Walkout protesters cause class disruptions

Protestors rallying Thursday against military action in Iraq incited debate in the University community when a number of participants decided to take their demonstration indoors, marching through the hallways of Cabell Hall.

Between 20 and 30 people broke from the protest on the Lawn and proceeded to walk the halls of Cabell while classes were in session, reportedly chanting and banging on doors, according to several students in class at the time.

Students walked out of classes as part of an event organized by the Anti-War Coalition, Citizens Against Global Exploitation and Food Not Bombs. They congregated on the South Lawn at 2 p.m. before proceeding along Main Street to the U.S. Courthouse and Federal Building downtown.

Organizers said an unnamed graduate student was responsible for the march through Cabell Hall.

"I'll just reaffirm that the Anti-War Coalition did not support or endorse the walk through Cabell," said third-year Engineering student Matt Kindig, co-founder of the Anti-War Coalition. "Those who walked through Cabell against the Anti-War Coalition's wishes were denying students who chose not to walk out the opportunity to receive their education unimpeded."

Math Prof. Pamela Richardson was teaching on the fourth floor of Cabell when the marchers came through.

"It was very disruptive for me," Richardson said. "My students had an exam that night, and we were trying to review."

Richardson said she closed the classroom door, but class was still disrupted by the protestors.

"There were a lot of students in the hall," she said. "The protest probably lasted about 10 minutes -- they were chanting things."

Richardson said she felt the protestors could have effectively conveyed their message without disrupting students and faculty who chose not to participate in the event.

"People definitely heard their opinion," she said. "But it definitely did not go over well with some people -- teachers anyway."

Richardson added that one of her students, who she declined to name, complained to her about the protest through Cabell.

"The student that complained was interested in filing a suit," she said. "I don't know if he did or not."

The University Judiciary Committee could not confirm or deny whether charges have been brought against any of the marchers, Judiciary Chair Katie Graney said.

If students or faculty members do decide to bring up any of the marchers on Judiciary charges, protestors could face charges of violating Standards of Conduct 4 and 8 -- the intentional disruption or obstruction of teaching and disorderly conduct.
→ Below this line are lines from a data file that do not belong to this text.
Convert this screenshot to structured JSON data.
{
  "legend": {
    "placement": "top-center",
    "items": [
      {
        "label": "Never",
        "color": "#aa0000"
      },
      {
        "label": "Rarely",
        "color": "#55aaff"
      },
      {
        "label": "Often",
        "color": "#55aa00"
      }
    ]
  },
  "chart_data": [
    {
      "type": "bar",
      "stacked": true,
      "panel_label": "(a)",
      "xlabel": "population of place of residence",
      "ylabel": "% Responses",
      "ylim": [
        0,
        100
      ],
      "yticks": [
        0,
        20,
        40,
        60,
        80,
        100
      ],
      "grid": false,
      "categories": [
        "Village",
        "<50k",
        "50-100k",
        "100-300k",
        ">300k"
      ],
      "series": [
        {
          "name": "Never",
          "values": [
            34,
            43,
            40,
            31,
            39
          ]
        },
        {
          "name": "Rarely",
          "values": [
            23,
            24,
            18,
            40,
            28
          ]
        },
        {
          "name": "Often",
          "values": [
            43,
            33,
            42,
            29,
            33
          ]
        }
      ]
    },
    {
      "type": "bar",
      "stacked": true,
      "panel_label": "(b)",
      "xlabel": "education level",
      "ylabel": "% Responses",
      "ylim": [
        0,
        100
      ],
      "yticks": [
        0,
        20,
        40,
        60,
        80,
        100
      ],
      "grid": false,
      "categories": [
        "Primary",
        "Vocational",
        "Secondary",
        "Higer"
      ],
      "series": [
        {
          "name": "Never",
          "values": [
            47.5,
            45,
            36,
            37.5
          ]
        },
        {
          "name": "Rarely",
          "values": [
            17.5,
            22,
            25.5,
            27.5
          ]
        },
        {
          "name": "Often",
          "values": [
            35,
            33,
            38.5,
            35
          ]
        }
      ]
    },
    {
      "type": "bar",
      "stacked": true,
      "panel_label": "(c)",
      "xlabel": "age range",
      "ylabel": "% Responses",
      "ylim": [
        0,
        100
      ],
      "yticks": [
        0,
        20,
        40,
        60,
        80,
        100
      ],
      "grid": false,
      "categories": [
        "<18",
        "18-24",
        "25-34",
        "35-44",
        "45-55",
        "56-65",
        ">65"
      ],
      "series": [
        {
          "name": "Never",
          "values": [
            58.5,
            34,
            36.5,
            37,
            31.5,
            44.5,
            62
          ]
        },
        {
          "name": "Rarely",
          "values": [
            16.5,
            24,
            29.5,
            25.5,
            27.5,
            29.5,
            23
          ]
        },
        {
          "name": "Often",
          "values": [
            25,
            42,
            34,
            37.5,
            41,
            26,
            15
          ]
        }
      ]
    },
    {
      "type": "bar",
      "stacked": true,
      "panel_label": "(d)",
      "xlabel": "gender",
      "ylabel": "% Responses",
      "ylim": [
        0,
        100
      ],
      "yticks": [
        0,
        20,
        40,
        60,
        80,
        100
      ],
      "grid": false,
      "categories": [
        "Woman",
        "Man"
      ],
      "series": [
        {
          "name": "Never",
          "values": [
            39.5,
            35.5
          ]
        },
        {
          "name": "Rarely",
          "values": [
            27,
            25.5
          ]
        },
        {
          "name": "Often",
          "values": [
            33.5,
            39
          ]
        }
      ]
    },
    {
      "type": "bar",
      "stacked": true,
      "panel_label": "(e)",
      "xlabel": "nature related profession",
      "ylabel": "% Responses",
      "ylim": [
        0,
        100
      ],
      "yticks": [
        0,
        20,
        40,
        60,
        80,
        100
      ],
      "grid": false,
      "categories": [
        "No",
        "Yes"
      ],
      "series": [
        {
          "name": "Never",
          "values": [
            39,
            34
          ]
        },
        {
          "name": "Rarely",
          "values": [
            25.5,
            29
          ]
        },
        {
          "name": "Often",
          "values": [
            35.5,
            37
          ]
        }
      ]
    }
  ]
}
For charges to be brought against any of the protestors in this case, the students would have to be charged on an individual basis and their names would have to be known, Graney said.

"I think that, as much as [the protestors] have their right to exercise free speech, if they break UJC code while doing that, then UJC has every right to prosecute them for it," said second-year College student Ali Ahmad, treasurer of the College Republicans. "I don't think it's any sort of abrogation of their free speech at all."

Although University Democrats President Ian Amelkin did not participate in the march through Cabell, he said it would set a poor precedent for the protestors to be brought up on Judiciary charges, especially when students at other universities are taking more extreme action.

"I think what they did was totally within reason," Amelkin said. "It's unfortunate that some students' classes were interrupted briefly, but the larger ideal of [protestors] expressing themselves against the war was what was important on that day."

Amelkin said he thinks disruption is warranted in order to make a point.

"The bottom line is that you shouldn't just go about business as usual when the U.S. has launched the first preemptive attack in American history," he said.